A demanda frenética pela IA generativa impulsionou os lucros das empresas de tecnologia.
"Estamos entrando em território desconhecido", disse Guterres nesta sexta-feira. "A mensagem é simples: menos exagero, menos medo. Mais fatos e evidências".
"A governança baseada na ciência não é um freio ao progresso", mas sim pode torná-lo "mais seguro, mais justo e mais amplamente compartilhado", argumentou Guterres na cúpula.
Para o representante da Casa Branca, a inteligência artificial tem o potencial de "promover o crescimento humano e gerar prosperidade sem precedentes".
"Obsessões ideológicas focadas em riscos, como mudanças climáticas ou equidade, tornam-se desculpas para a gestão burocrática e a centralização", afirmou.
A Assembleia Geral da ONU nomeou 40 especialistas para um novo grupo denominado Painel Científico Internacional Independente sobre Inteligência Artificial, indicou Guterres.
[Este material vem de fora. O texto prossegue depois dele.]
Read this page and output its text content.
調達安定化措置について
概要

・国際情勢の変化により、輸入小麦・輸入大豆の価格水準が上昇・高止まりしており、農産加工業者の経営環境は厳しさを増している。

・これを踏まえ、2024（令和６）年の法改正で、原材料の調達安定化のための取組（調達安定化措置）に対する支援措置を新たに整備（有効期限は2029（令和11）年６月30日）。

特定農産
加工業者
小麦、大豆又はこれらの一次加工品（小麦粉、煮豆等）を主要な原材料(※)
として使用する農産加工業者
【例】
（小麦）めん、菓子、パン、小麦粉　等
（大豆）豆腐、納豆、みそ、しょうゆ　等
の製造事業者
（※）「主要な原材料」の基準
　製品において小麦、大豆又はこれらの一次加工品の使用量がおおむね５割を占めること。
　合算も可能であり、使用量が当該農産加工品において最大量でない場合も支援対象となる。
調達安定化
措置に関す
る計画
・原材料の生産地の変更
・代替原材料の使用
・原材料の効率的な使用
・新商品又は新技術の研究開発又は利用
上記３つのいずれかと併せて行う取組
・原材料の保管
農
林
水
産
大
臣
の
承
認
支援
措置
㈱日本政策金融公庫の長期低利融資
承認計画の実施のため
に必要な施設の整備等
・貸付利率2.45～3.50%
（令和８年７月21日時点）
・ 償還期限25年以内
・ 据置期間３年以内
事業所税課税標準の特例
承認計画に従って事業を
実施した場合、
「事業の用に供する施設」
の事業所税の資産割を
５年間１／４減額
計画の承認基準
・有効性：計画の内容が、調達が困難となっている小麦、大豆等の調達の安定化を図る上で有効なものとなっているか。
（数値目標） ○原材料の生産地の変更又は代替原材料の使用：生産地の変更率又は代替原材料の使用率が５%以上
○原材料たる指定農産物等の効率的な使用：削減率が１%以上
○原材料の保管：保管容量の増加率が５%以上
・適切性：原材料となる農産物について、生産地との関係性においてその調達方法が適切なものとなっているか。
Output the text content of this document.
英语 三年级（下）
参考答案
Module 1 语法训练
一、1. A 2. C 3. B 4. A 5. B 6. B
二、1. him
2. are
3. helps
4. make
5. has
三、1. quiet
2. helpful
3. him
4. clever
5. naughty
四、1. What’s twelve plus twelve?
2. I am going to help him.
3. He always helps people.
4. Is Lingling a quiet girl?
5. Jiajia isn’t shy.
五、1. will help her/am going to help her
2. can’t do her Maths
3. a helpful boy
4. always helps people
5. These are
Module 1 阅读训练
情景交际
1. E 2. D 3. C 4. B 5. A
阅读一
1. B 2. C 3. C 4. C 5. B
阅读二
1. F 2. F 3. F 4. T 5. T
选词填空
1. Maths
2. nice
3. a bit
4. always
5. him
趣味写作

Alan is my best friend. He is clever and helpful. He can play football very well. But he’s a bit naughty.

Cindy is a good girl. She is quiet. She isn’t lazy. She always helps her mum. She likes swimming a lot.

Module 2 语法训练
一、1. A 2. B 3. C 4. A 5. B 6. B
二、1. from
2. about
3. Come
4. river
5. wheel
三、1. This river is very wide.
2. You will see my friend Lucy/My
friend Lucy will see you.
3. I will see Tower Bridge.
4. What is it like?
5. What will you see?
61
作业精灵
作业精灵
- Lula defende ação coletiva -
Sam Altman, CEO da OpenAI e à frente do ChatGPT, pediu na quinta-feira a adoção urgente de uma regulamentação sobre o uso da IA.
"A democratização da IA é a melhor maneira de garantir que a humanidade prospere", afirmou em seu discurso. "Isso não quer dizer que não precisamos de nenhuma regulamentação ou medida de segurança. É óbvio que precisamos delas, com urgência".
O presidente brasileiro, Luiz Inácio Lula da Silva, alertou que, "sem uma ação coletiva, a inteligência artificial aprofundará desigualdades históricas".
"Os algoritmos não são apenas aplicações de códigos matemáticos que sustentam o mundo digital. São parte de uma complexa estrutura de poder", acrescentou. "Quando poucos controlam os algoritmos e as infraestruturas digitais, não estamos falando de inovação, mas de dominação", completou.
Os debates da cúpula de Nova Délhi incluíram grandes temas, da proteção das crianças até a perda de postos de trabalho e a necessidade de um acesso mais equitativo às ferramentas de IA em todo o mundo.
Contudo, a abordagem ampla e as promessas vagas feitas nos encontros anteriores na França, na Coreia do Sul e no Reino Unido podem dificultar os compromissos concretos.
O próximo encontro mundial acontecerá em Genebra em 2027.
- Declaração conjunta -
A cúpula de Nova Délhi será concluída com uma declaração conjunta que será publicada no sábado, anunciou o ministro indiano da Tecnologia da Informação, Ashwini Vaishnaw.
O governo dos EUA se mostra relutante em regulamentar o acesso e o conteúdo dessas plataformas, argumentando que isso prejudicaria a liberdade de expressão.
Washington divulgou uma declaração conjunta com a Índia na tarde desta sexta-feira, afirmando que ambos os países estão adotando uma abordagem global "favorável ao empreendedorismo e à inovação", com "estruturas regulatórias" que incentivam o investimento.
A reunião em Nova Délhi é a primeira cúpula sobre inteligência artificial organizada em um país em desenvolvimento. A Índia tenta aproveitar a oportunidade para impulsionar suas ambições de alcançar Estados Unidos e China no setor.
Os opositores do primeiro-ministro indiano, Narendra Modi, aproveitaram a oportunidade para protestar contra suas políticas no parque de exposições onde a cúpula estava sendo realizada. A polícia prendeu alguns desses ativistas.
Nova Délhi espera mais de 200 bilhões de dólares (1 trilhão de reais) em investimentos durante os próximos dois anos. Várias empresas do setor de tecnologia americano anunciaram nos últimos dias novos acordos e projetos de infraestrutura.